How is tolerability?
This is one of the best tolerated drugs I’ve given in the clinic. Most patients really can’t tell they’re getting anything. You’ll see a little bit of a rash and other things in some patients, maybe a little bit of fatigue but it’s really well tolerated. About 5% of patients will have one of these tissue related inflammatory events. It can have a dangerous side effect, it can cause pneumonitis, a lung inflammation, and actually there were three deaths in the overall study population because of that. But now that we know how to manage it better and we know to look for it, actually there have been no additional pneumonitis related deaths on the trial and I think we know how to manage this toxicity fairly well.
What is your opinion of ipilimumab’s results?
Again, that’s just another exciting combination for melanoma. It clearly prolongs survival. We don’t know what the best combinations will be. I would point you to an abstract that has been presented by Dr Wolchok combining nivolumab and ipilimumab which really also demonstrated remarkable results. Now that’s not a randomised trial, that’s an early trial, so I think what we’ll see is that combinations of immunotherapy agents are going to give us better activity than the single agents and who knows what the upper limit of activity will be? It’s really very exciting.
In what direction are therapies heading?
I have my biases and I think the immunotherapies are going to end up being better therapies. That’s not to say that targeted therapies don’t have a role, they clearly do. Not everybody will respond to immune therapies but I think the immune therapies have the advantages of giving these very long durable remissions. I think you can cure patients with immune therapies. So if it was my choice in the clinic, and obviously you have to select your patients correctly, I would offer an immunotherapy first before a targeted agent.

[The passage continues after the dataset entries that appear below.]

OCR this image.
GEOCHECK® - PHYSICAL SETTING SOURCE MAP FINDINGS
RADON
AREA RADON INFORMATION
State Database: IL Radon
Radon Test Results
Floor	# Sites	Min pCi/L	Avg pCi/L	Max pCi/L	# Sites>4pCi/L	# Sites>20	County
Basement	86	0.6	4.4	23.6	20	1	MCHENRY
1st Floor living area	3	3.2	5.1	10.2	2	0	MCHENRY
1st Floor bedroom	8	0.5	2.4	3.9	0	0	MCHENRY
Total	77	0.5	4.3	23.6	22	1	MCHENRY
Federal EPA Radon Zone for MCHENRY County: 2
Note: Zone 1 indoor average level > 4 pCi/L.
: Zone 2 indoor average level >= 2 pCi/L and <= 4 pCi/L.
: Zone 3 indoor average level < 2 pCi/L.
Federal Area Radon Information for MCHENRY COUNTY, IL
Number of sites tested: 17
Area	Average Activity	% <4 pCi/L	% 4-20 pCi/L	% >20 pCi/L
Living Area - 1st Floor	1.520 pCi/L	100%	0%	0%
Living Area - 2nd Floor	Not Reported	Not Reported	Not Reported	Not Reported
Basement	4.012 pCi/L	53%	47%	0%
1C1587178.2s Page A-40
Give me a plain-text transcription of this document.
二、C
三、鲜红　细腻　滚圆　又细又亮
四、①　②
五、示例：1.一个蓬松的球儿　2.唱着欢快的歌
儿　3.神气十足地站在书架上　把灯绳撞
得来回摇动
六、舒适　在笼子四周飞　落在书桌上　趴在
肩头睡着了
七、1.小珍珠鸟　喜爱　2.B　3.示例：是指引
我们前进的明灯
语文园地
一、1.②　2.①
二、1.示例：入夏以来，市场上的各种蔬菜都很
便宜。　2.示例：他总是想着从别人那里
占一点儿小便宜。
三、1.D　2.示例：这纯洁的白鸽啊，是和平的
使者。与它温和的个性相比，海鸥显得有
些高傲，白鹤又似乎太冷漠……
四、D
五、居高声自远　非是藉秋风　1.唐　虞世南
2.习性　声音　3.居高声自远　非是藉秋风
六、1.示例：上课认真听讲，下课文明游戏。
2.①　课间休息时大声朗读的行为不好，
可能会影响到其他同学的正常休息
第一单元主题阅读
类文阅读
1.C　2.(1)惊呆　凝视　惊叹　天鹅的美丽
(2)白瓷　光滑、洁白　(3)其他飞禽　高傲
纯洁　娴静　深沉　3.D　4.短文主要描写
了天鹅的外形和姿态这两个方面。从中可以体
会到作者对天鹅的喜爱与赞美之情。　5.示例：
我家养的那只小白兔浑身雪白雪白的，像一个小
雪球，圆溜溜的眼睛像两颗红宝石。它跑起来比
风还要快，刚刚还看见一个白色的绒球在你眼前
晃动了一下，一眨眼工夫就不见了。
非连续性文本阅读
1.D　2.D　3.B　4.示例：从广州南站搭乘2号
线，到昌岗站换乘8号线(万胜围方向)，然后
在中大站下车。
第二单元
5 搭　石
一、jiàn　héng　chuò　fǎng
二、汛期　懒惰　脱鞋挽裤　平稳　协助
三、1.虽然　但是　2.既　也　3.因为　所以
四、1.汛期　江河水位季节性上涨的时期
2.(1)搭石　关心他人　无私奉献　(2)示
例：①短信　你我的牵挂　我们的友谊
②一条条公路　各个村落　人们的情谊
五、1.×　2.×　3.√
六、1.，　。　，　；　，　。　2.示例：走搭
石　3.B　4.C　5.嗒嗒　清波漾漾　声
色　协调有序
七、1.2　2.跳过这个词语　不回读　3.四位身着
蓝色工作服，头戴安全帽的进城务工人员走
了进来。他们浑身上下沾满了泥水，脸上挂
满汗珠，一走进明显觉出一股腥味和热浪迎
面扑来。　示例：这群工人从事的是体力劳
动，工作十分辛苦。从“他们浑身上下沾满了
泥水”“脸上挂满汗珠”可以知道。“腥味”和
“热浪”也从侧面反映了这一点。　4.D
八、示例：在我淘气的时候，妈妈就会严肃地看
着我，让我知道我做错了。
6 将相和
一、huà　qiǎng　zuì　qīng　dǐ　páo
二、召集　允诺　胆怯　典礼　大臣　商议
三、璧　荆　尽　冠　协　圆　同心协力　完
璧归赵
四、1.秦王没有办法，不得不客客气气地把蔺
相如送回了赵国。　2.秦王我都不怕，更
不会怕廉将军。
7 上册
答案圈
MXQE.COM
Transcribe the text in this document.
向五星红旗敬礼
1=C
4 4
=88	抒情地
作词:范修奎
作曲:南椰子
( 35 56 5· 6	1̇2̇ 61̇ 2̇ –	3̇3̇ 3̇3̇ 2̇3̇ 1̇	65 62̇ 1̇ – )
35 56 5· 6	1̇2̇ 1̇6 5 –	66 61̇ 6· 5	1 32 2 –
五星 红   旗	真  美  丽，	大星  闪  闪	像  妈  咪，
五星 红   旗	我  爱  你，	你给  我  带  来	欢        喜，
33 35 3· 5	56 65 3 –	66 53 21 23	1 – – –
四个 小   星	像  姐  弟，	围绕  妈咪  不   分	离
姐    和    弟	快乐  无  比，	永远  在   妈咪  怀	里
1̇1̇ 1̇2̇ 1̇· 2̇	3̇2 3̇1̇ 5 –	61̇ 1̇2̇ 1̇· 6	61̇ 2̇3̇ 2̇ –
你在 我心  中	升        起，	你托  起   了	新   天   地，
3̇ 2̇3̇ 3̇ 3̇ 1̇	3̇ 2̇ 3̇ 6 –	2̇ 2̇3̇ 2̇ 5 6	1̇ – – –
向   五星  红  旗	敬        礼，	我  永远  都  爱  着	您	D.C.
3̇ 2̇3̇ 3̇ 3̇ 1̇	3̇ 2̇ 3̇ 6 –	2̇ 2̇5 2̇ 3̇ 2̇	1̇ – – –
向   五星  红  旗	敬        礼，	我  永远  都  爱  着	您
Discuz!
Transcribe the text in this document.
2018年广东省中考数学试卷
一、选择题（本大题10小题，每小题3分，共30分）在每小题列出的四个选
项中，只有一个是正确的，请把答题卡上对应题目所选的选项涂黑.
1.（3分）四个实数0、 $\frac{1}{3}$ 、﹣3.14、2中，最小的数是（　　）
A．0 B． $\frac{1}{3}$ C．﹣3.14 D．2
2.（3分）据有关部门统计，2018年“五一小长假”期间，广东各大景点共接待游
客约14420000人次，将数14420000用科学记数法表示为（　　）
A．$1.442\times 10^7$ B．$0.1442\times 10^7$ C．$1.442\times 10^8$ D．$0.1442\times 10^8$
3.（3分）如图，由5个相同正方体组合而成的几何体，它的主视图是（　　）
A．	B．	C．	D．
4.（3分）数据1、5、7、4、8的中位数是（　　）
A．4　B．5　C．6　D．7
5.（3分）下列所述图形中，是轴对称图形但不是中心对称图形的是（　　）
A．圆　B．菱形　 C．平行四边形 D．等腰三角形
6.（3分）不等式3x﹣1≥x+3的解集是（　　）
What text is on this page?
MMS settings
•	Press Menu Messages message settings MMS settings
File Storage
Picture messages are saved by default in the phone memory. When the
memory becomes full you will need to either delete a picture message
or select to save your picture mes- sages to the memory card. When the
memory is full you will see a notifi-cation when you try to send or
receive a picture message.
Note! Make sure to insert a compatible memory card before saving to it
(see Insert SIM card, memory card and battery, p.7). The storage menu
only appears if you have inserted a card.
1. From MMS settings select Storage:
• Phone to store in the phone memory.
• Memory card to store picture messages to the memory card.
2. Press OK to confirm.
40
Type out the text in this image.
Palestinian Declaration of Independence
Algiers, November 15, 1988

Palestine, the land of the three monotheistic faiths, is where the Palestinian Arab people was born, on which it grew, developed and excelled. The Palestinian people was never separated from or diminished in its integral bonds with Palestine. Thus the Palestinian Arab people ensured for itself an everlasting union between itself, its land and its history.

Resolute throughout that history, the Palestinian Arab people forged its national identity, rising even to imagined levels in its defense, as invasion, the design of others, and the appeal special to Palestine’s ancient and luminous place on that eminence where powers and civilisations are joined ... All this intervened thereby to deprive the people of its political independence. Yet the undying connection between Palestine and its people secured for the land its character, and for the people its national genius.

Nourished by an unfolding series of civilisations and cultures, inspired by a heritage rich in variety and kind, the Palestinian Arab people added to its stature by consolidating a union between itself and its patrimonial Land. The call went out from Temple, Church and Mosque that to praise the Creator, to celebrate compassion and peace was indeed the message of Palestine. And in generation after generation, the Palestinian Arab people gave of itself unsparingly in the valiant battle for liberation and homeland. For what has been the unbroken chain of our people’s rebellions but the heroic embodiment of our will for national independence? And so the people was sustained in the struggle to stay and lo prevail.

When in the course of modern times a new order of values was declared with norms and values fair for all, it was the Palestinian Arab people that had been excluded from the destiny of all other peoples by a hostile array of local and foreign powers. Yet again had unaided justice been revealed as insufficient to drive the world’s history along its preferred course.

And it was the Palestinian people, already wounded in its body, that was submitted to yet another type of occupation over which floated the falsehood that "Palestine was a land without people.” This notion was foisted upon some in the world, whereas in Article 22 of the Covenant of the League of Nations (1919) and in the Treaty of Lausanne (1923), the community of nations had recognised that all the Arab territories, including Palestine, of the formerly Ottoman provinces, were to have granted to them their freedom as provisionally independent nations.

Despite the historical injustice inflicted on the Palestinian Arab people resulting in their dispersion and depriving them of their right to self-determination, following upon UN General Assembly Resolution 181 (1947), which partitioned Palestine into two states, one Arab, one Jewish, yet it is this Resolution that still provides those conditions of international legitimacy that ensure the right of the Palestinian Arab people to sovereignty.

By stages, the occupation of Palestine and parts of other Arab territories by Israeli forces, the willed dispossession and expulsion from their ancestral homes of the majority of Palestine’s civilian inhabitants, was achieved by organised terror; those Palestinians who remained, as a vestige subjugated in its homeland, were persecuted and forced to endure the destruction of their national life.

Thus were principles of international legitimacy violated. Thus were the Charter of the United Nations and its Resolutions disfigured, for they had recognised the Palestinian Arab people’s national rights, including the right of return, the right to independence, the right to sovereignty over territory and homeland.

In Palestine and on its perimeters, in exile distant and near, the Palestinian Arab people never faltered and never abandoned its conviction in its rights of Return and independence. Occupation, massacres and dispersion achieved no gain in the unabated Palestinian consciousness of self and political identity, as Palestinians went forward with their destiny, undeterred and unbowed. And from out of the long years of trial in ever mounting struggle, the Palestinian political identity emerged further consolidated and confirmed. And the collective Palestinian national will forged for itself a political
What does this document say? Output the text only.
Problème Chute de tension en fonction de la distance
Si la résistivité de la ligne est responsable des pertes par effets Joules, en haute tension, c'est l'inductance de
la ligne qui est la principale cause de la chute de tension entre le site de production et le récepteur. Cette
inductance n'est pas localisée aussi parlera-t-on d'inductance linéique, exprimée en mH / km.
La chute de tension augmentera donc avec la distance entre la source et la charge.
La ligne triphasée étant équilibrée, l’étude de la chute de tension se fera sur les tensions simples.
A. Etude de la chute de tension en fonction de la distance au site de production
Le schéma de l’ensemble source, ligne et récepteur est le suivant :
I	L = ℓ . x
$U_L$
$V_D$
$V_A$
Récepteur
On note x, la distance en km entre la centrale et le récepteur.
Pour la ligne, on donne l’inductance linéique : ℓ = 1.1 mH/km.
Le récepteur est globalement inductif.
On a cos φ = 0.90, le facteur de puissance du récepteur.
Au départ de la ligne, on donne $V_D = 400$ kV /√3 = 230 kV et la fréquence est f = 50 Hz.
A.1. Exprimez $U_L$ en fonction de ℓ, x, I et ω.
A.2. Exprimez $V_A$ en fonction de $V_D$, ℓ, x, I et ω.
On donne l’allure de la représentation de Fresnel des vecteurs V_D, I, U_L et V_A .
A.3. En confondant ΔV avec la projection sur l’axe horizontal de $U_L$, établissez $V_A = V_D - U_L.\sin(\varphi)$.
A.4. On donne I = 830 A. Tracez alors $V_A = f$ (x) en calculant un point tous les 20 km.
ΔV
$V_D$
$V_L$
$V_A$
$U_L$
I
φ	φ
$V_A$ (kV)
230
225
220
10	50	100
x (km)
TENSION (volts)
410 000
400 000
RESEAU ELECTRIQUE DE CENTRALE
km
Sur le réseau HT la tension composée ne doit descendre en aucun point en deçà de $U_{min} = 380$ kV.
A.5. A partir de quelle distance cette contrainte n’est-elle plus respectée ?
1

What advice do you have for doctors?
Nivolumab is not yet approved. The Leukine is approved but I would really strongly urge them to put patients on clinical trials, number one, because we need more clinical trials to find out the best way to use these agents. But I think you should look into a future where we can treat patients with combinations of immunotherapies and I think we’ll be curing a fair number of those patients.
Cure is a strong word though?
It is and we haven’t proven that yet but that’s what I feel will happen with these agents. If you look at interleukin-2 which is one of the oldest immunotherapy agents, 5% of patients have durable complete remissions that in some cases have lasted beyond ten years. If you look at the ipilimumab single agent data there are patients who are out eight or nine years without any relapse of their disease. Now I can’t say they’re cured but I’m beginning to feel pretty confident those patients aren’t going to have a recurrence of their cancer.